When you live in a compact, walkable town like Belmont, its easy to forget that many, many other communities across the country are what you might call “car bound.” They’re sprawling, decentralized, with poor access to critical services (libraries and town government, groceries, shopping, schools, public transit) and lacking even the basic infrastructure, like sidewalks and bike lanes, to support citizens who choose to go car free. No surprise, also, that in these communities the collective memory of things like walking or biking places or riding the bus has disappeared, making those once normal activities seem foreign or downright dangerous.
Thus, the news item that flashed across my computer screen today about high school seniors in Michigan being punished for riding their bikes to school. The back story here is that this was part of an annual tradition called “Student Walk” day, that was often accompanied by senior pranks and vandalism. This year’s class decided to do something positive and healthy, so about 60 of them hopped on their bikes and rode to school en masse.
They might have been better off toilet papering some trees, given the reaction of their principal once they reached the high school. I quote:
“[Principal Katie] Pennington said the ride put students in danger, tied up traffic and prevented staff from getting to school. If you and your parents don’t have sense enough to know your brains could end up splattered on Three Mile and Kinney, Fruit Ridge, then maybe that’s my responsibility,” Pennington said. “…Get your butts home. You’re not participating in senior walk today,” Pennington was captured saying on a student cell phone video.
The students who participated received one day suspensions and missed the traditional last walk through the hallways at Kenowa Hills high school. Add to that articles like “Why Johnny Can’t Ride” from the recent issue of Bicycling magazine, about a legal challenge to Saratoga Springs, NY’s “no biking to school” (huh??!) policy.

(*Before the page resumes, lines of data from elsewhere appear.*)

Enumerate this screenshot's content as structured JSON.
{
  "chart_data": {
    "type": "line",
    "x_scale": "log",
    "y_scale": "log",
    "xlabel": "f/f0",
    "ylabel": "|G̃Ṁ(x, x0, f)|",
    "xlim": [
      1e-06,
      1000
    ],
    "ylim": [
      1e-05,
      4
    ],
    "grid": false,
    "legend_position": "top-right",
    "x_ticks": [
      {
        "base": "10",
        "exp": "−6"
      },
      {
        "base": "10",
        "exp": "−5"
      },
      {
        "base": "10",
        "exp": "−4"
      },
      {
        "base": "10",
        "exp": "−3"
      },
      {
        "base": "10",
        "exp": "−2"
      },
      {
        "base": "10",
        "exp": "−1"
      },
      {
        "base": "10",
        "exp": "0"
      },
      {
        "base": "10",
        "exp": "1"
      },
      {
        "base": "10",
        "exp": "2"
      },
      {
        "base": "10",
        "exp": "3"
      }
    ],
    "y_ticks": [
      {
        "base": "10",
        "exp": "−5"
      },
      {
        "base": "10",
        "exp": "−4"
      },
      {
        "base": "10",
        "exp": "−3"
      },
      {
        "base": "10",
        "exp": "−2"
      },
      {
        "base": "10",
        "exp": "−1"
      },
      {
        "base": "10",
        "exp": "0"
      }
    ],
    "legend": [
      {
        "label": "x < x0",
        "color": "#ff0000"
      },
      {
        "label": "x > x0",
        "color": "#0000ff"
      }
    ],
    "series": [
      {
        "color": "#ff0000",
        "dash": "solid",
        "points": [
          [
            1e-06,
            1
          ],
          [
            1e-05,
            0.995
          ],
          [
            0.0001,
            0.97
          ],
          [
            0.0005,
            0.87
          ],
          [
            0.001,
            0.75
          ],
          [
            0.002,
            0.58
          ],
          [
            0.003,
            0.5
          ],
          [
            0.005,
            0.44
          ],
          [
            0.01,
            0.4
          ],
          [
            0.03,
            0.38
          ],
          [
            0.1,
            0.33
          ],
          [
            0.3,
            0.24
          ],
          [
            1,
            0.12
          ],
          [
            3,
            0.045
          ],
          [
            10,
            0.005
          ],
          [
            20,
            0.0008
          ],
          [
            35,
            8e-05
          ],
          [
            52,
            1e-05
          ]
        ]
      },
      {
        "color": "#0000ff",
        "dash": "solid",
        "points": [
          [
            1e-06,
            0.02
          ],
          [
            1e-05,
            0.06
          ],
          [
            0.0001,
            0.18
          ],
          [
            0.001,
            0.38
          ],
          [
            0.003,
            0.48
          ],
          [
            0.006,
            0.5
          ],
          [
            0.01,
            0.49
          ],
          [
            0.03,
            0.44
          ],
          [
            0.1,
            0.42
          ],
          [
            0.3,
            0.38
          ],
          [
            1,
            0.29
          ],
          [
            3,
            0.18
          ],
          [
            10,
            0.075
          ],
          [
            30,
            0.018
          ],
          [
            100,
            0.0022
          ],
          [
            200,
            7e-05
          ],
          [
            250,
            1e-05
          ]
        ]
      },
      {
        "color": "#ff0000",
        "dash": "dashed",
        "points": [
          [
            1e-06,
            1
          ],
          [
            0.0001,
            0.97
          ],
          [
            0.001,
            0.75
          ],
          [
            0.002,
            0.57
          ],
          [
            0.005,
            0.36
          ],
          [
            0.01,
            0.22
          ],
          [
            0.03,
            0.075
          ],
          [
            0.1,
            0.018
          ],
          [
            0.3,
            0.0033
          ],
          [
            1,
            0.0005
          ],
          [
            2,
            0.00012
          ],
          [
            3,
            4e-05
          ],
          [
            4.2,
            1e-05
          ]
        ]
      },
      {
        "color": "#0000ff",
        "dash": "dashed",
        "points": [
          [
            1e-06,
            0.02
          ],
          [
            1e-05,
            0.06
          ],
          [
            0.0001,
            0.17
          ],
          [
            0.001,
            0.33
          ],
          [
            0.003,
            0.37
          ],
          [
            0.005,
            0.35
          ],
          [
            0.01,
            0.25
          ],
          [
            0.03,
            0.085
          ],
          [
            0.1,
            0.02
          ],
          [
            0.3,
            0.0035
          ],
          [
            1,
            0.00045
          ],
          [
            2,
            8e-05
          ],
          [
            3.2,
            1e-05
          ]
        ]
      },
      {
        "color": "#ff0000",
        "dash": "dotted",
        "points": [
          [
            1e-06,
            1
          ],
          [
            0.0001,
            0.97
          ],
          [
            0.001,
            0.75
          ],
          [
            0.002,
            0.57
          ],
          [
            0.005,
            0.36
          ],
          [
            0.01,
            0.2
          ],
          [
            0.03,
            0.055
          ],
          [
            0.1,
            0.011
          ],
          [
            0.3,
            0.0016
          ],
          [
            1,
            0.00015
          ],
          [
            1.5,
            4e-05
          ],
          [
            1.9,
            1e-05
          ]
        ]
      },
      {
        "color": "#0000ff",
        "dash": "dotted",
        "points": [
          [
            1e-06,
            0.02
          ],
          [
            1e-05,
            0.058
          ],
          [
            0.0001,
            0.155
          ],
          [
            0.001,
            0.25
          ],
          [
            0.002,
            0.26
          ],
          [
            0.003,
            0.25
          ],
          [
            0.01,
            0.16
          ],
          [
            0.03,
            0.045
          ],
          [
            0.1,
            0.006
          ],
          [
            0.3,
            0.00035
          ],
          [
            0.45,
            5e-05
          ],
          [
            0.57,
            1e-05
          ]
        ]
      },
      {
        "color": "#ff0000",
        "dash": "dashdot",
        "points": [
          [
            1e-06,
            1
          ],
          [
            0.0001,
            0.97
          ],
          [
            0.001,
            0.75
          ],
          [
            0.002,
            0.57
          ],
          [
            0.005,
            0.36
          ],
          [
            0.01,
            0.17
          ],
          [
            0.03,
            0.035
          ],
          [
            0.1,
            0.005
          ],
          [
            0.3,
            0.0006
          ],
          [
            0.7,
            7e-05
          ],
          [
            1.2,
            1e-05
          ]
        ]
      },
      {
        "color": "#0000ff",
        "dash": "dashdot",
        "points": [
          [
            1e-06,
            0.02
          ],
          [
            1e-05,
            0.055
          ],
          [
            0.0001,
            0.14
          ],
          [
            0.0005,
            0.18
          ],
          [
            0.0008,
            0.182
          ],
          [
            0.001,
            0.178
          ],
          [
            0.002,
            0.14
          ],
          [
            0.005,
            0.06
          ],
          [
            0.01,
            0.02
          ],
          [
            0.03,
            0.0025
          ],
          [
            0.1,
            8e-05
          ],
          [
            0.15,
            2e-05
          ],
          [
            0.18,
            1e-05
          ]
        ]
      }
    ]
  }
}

Obviously Belmont is a different story. However, its not a stretch to say that bikers (if not walkers) are a minority in our public schools, and especially in our elementary schools. I’m not sure what policy is now, but I do know that the school administration does have reservations about elementary aged children riding to school (though not middle- and high school aged kids) and has refrained from putting bike racks at the elementary schools lest children start taking the hint and hopping on their two wheeler to get to school. Given the skyrocketing rates of obesity in children in the U.S. – a topic tackled brilliantly by the new HBO documentary “Weigh of a Nation,” I think its worth revisiting all of these policies, which have kind of grown up in the last 30 years – often with good intentions all along, but that end up promoting a sedentary lifestyle.